Uzm. Dr. Özuğuz, virüslerden korunmak için bağışıklığı güçlendirmenin önemine dikkat çekerek "Tüm besin öğeleri dengeli bir şekilde tüketilmeli, mümkün olduğunca doğal içerikler kullanılmalıdır. Et ve et ürünleri, süt ve süt ürünleri, meyve, sebze, kuru baklagil, tahıl ve yağlı tohumların yer aldığı bir beslenme planı, bu enfeksiyonlara karşı güçlü bir bağışıklık için olmazsa olmazdır" ifadelerini kullandı.
"BAZI CİDDİ VİRAL ENFEKSİYONLAR KENDİLİĞİNDEN İYİLEŞMEYEBİLİR"
Yaşanan salgında görülen viral enfeksiyonların genellikle kendiliğinden iyileştiğini ve birçok durumda antiviral ilaçların kullanılmadığını belirten Uzm. Dr. Özuğuz, "Bazı viral enfeksiyonlar ise daha ciddi olabilir ve tıbbi müdahale gerektirebilir" diyerek, genel olarak viral enfeksiyon tedavisinde yararlanılan bazı tedavi yöntemlerini şöyle sıraladı:
"Semptomatik tedavi: Viral enfeksiyonlar, genellikle semptomatik olarak tedavi edilir. Ateş, ağrı ve diğer rahatsız edici semptomları hafifletmek için ağrı kesiciler, ateş düşürücüler ve diğer semptomatik ilaçlar kullanılabilir.
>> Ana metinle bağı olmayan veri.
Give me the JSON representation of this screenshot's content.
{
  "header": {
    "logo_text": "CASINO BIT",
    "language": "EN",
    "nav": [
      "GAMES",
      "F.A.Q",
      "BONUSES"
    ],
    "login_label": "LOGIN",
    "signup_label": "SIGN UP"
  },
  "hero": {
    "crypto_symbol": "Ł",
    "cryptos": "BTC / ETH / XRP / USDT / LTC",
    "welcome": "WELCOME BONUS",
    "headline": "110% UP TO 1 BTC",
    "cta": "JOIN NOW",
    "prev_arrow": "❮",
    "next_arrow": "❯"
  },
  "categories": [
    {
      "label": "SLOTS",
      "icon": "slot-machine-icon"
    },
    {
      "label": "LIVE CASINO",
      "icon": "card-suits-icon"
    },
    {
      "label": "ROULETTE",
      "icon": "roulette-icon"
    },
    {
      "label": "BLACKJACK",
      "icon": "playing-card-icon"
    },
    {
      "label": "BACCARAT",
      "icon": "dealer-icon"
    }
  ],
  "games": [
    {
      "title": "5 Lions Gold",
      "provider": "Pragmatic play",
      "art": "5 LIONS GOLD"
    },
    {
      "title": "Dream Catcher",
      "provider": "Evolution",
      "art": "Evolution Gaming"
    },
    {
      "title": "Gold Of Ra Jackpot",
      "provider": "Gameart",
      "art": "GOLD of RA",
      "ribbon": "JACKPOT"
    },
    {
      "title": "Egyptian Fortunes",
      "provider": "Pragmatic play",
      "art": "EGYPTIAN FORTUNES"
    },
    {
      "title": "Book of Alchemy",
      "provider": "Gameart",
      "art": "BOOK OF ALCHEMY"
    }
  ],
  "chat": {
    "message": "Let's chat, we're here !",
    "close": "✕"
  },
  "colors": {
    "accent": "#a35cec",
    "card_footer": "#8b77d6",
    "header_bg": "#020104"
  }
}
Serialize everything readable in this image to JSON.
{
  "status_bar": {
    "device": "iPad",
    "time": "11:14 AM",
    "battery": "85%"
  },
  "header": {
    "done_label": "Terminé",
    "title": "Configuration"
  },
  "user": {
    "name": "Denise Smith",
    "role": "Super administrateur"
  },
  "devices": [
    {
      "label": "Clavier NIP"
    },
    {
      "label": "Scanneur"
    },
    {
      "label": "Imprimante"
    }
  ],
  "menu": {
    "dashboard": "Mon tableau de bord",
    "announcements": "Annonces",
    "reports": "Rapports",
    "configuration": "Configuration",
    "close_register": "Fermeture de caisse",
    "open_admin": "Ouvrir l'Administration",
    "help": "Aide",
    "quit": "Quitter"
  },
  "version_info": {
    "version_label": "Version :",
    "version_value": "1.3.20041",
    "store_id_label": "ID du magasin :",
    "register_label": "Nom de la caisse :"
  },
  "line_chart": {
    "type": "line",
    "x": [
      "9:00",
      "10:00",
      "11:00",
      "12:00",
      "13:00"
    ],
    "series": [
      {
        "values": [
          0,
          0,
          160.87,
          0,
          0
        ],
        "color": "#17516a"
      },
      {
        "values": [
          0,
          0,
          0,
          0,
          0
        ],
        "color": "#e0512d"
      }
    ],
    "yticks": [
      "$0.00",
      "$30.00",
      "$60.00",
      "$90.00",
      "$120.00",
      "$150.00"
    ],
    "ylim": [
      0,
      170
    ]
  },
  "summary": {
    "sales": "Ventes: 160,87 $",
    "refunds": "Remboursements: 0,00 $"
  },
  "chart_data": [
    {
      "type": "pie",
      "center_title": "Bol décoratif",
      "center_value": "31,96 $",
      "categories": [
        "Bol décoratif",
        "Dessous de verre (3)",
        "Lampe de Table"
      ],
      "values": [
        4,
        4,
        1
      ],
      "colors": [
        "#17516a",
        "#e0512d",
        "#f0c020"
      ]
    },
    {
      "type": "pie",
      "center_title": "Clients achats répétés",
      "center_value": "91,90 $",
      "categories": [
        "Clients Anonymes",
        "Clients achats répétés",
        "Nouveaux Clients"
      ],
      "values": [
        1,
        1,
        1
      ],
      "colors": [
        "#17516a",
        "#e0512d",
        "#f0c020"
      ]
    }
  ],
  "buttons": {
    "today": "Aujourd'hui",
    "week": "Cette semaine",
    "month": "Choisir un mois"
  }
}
Antiviral ilaçlar: Bazı viral enfeksiyonlara karşı antiviral ilaçlar mevcuttur. Örneğin, influenza (grip) için oseltamivir (Tamiflu) gibi antiviral ilaçlar reçete edilebilir. Ancak bu ilaçların etkili olabilmesi için enfeksiyonun erken evrelerinde kullanılması önemlidir.
İmmünoglobulin tedavisi: Bağışıklık sistemini güçlendirmek amacıyla bazı durumlarda immünoglobulin tedavisi uygulanabilir. Bu tedavi, bağışıklık sistemini desteklemek ve virüsle savaşmak için kullanılan antikorları içerir.
Aşılar: Bazı viral enfeksiyonlara karşı aşılar mevcuttur ve bu aşılar enfeksiyonu önleme veya enfeksiyonun şiddetini azaltma konusunda etkili olabilir. Özellikle influenza, Hepatit B ve HPV gibi virüslere karşı aşılardan yararlanılır.
Hidrasyon: Sıvı alımı, vücudun enfeksiyonla mücadele etmesine yardımcı olabilir ve dehidrasyonu önleyebilir."